DC is welcoming more programs on campus, according to the Lovisa. Despite online platforms still being used, Lovisa said he finds a balance between being home and coming to campus, adding he at DC at least a couple times a week.
“It was important to be seen on campus to ensure that I was safe on campus and I was following the same practices as everybody else and having the same challenge as everybody else,” Lovisa said.
Lovisa acknowledges some people in the campus community have been studying or working from home, while also in some cases having to look after children and pets.
Although Lovisa has no pets or children at home, he said he was challenged with “the uncertainty” of the pandemic. As president, Lovisa had to announce decisions made by the college concerning in-person programs and safety protocols.
He said it was difficult because the college “never knew what was around the corner.

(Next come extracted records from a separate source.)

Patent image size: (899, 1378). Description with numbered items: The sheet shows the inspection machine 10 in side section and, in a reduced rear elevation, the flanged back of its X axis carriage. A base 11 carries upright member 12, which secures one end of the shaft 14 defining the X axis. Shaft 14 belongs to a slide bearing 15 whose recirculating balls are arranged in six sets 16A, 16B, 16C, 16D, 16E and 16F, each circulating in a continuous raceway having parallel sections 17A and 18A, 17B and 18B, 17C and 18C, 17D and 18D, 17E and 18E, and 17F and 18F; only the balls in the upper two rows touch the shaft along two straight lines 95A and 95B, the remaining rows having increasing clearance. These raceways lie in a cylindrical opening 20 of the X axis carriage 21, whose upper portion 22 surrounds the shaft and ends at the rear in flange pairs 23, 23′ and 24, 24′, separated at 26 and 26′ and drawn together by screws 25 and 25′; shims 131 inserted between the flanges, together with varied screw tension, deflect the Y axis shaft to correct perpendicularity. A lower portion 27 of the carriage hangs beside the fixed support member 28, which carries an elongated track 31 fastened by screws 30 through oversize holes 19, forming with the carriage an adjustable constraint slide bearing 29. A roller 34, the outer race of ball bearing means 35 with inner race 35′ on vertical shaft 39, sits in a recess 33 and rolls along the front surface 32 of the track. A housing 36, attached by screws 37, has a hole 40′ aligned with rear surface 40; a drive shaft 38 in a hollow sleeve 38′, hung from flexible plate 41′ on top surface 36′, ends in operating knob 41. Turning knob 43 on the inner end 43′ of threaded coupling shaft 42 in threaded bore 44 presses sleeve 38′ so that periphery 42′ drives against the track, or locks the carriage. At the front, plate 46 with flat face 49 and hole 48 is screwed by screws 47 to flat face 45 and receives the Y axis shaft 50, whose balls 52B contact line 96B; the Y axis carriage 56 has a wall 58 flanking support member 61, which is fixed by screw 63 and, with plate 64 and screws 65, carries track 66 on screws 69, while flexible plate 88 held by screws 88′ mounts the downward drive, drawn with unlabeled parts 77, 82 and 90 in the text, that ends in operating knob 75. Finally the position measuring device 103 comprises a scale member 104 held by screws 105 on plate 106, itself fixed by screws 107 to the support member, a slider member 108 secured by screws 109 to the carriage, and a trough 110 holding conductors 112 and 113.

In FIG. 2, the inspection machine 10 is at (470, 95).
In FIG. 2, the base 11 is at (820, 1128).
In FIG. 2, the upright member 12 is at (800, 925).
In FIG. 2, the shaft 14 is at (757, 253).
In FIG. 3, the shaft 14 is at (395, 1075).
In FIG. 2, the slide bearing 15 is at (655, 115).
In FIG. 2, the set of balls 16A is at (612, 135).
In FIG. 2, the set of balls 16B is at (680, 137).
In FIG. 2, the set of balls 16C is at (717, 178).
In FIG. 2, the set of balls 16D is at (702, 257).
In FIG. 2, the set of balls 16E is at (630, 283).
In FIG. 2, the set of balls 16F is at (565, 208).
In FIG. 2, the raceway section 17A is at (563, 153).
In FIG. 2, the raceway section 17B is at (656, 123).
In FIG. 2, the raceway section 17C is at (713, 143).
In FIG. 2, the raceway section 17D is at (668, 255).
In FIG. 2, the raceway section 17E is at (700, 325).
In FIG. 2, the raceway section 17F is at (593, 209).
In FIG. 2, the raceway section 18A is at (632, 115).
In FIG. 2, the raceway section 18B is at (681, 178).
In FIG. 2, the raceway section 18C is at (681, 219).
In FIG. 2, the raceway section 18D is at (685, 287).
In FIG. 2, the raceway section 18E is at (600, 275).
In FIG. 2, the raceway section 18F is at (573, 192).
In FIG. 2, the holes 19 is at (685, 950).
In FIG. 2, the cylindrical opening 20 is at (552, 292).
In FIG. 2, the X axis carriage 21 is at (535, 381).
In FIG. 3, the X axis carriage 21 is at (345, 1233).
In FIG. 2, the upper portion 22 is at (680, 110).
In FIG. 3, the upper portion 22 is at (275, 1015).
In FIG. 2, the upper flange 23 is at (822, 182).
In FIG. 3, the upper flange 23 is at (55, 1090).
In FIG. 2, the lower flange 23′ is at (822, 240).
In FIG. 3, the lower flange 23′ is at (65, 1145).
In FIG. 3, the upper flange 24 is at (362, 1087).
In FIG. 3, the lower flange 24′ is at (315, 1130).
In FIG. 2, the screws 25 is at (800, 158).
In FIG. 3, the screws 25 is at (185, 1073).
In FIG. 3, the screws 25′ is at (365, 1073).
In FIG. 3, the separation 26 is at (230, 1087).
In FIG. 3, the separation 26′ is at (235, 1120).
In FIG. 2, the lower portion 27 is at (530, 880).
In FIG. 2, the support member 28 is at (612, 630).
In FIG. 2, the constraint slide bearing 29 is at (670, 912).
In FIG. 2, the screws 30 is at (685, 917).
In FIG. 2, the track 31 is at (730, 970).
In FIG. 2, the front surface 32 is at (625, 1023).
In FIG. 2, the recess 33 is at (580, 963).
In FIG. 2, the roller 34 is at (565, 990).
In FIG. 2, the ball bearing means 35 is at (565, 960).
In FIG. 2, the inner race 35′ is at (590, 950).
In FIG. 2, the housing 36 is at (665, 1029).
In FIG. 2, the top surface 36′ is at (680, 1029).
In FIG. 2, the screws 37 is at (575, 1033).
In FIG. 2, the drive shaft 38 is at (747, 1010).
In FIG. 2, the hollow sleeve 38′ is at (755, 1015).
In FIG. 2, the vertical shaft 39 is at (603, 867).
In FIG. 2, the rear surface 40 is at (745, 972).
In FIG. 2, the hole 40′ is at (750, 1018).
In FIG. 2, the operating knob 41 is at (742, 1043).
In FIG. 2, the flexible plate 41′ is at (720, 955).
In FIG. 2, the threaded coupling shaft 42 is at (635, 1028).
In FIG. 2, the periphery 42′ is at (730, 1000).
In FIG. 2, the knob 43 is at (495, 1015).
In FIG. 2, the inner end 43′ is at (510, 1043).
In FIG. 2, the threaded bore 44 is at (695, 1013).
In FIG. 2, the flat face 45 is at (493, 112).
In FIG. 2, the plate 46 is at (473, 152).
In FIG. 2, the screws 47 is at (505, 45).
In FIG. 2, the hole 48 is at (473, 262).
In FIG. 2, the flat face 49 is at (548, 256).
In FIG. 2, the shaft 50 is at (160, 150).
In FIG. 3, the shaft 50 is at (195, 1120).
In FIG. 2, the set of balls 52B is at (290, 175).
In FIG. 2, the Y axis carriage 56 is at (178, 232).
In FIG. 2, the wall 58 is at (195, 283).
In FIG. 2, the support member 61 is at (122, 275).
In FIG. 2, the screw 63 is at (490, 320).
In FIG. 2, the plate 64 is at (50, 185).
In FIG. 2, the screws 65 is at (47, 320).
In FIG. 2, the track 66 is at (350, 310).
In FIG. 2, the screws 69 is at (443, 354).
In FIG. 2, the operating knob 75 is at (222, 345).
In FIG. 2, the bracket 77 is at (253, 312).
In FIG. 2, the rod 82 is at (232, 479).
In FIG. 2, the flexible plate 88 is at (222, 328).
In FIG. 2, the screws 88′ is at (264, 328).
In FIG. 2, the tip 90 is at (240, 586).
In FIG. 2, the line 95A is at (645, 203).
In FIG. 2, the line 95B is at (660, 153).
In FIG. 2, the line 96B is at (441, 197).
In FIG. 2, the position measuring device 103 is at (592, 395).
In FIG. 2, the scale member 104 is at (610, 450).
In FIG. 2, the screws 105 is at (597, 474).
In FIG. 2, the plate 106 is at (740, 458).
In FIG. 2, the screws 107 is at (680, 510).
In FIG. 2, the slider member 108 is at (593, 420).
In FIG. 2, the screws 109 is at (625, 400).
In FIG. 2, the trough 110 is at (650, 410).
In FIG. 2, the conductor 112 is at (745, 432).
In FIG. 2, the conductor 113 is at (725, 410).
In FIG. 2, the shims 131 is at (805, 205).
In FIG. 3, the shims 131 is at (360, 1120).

“In my role, you make a decision on the information you have and of course any regulations that could that are dictated to us…and with the best information you have, all of a sudden it changes again,” Lovisa said.
“Every time you have to make a decision, you also fully understand that it’s impacting, [about] 12,000 students and 2,000 staff.”
Lovisa said the most difficult job of the pandemic was laying off some employees.
“That’s always very difficult, it’s people’s lives and that’s people’s livelihood.”
He said although these decisions had to be made, he was not alone in making them.
There are 24 colleges in Ontario, which means 23 other college presidents often come together to make decisions, according to Lovisa.
“We talk about the latest things that are happening and we talked about all the issues as a group and then tried to make decisions as a group so we were consistent.
“I had lots of advice and I also had access to Dr. (Kieran) Moore, who is a provincial medical officer and our provincial organization,” Lovisa said.
Throughout the college’s protocol measures, there has been a silver lining to it all, according to Lovisa.
“Durham College is a community, a community of students and a community of employees, towns and cities. There’s been so many stories of how people help each other out and that’s really what it comes down to – the human elements of any sort of pandemic or risk.”
Lovisa said he knows he’ll continue to see community around DC and cooperation on everyone’s end.
“The word is ‘thank you’ just for everybody’s efforts,” Lovisa said.